MANCHESTER, Tennessee — Over its 10-year history, the Bonnaroo Music & Arts Festival has played host to all sorts of acts, but few of them &38212; if any — ever took the stage to a prerecorded message from the New York State Department of Corrections (not even Phish).
Lil Wayne did just that on Friday night (or, more correctly, early Saturday morning), bounding onstage while the last strains of a DOC phone message — recorded after he was released from prison last November — faded from the rather formidable stacks of speakers that flanked him. And it was just one of the history-making moments during his headlining set. Bonnaroo has had hip-hop acts headline previously (Kanye West took a rather disastrous turn in 2008, and Jay-Z mainstaged without much incident last year), but they weren't Wayne. He's not a household name on par with 'Ye or Jigga, and there existed the very real question of whether his set would translate to the Bonnaroo crowd.

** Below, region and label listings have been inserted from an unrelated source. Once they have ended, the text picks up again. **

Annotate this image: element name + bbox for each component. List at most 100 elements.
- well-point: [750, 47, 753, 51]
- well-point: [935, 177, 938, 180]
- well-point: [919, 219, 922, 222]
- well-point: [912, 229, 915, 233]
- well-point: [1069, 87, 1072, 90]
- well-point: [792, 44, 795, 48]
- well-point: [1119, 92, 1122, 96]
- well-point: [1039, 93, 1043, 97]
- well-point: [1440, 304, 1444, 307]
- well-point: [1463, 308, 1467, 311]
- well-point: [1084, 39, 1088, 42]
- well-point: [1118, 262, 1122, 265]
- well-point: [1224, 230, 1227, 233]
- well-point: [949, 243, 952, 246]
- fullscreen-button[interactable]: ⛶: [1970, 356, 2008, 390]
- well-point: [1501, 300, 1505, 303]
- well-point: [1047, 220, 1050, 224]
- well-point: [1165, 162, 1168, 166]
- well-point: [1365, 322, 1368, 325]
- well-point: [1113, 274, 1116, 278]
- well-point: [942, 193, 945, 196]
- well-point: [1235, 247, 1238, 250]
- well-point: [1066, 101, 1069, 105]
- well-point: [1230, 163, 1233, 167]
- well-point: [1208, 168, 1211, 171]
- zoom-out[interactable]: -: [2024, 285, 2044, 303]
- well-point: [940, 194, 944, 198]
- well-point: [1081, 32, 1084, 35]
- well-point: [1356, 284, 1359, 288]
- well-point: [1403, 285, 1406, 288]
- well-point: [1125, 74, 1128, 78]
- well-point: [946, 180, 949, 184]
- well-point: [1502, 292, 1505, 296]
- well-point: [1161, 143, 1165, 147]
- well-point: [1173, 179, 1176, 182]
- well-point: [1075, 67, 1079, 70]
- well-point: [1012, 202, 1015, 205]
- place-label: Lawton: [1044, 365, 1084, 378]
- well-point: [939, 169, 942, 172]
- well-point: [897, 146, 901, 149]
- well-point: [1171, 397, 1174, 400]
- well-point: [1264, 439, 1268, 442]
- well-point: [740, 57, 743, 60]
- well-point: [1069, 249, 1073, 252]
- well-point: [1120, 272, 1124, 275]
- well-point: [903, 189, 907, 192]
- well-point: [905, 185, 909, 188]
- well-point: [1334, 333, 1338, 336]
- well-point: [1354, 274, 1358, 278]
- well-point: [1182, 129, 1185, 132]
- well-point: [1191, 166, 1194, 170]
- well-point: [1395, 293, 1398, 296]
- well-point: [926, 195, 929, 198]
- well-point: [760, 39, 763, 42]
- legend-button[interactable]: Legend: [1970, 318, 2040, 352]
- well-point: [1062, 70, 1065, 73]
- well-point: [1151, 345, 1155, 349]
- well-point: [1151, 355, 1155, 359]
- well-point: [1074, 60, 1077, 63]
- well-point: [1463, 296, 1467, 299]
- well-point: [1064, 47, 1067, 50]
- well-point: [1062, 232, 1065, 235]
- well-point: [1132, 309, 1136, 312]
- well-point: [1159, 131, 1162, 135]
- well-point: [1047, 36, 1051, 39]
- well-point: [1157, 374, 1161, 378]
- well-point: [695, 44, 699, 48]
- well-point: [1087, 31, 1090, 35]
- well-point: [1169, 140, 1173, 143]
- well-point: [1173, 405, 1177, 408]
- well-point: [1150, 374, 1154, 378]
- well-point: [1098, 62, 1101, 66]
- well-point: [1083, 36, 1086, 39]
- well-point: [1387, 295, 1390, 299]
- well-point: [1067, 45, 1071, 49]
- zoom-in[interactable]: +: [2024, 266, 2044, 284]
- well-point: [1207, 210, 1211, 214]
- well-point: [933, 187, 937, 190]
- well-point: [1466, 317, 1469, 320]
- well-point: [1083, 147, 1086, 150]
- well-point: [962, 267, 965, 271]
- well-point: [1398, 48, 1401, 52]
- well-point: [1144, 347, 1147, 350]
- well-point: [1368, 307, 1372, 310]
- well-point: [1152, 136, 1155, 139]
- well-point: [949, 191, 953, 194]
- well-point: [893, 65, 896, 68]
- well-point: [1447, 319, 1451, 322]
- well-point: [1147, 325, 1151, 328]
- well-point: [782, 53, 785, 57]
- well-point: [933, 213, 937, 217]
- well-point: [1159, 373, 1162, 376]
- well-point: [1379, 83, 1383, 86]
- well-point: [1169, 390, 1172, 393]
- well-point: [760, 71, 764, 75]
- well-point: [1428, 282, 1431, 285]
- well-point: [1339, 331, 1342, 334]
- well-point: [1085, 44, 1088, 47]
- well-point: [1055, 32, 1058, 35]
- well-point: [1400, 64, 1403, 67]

But when Wayne wrapped his set just before 3 a.m., that question had been answered. Not only did he go over like gangbusters, but he did it in gritty, sweat-drenched glory. He worked it hard, hanging from his microphone stand, descending into the crowd below and rolling around on the stage floor. He tore off his yellow tank-top mid set and stalked the stage in only a low-slung pair of shorts, aqua-colored socks and checkered Vans. And he spit verses at a staggering rate. You could call it a star-making turn, but Wayne's already a star ... though, perhaps, on this night, he truly became one in the eyes of the Bonnaroo elite.
Song-wise, his performance didn't stray too far from the set he's been working on his I Am Still Music tour — he opened with "I'm Goin' In" and segued into "Bill Gates," thundered through "A Milli," deftly moved through "Swag Surfin' " and "Hustle Hard," worked in swatches of "Green and Yellow," slowed things down for the ladies on "I'm Single" — and he brought out members of his Young Money family (Mack Maine, Lil Twist, Shannelle, Jae Millz) to give them some shine too. And in that regard, his Bonnaroo set was pretty historic too. He was one of the first headliners to put on a genuine revue, a musical, multiple-act bill that just so happened to double as his set.
As can be expected, his performance tended to lose some steam when Weezy was sharing the stage with his associates (or when he'd disappear and let them perform on their own), but he more than made up for it in the sheer tenacity of songs like "Welcome to My Hood" or "Drop the World" (which didn't suffer from the lack of Eminem).
Backed by a lock-step live band, songs like "Forever" and Lollipop" pulsed and surged with icy precision. Songs from his upcoming Tha Carter IV album, "How to Love" and "6 Foot 7 Foot," expanded and contracted with elasticity, particularly the latter, which brought his set to a close — eternally buoyed by his rasping voice and staccato cadence.
Perhaps to mark the momentous nature of his headlining performance (which, if it wasn't his biggest show to date, has got to be in the top three), or, maybe just to make actual history, Wayne even brought out his former in-house producer — and, by all accounts, former friend — Mannie Fresh, who parted ways with Cash Money in 2005 under less that harmonious circumstances.
The two embraced onstage, while those in the audience who were wise to the backstory cheered wildly, and though the moment was brief, it served notice that whatever disagreements the two may have had, they were all but forgotten by now. After all, no one — not even Lil Wayne — would let a petty feud stand in the way of history.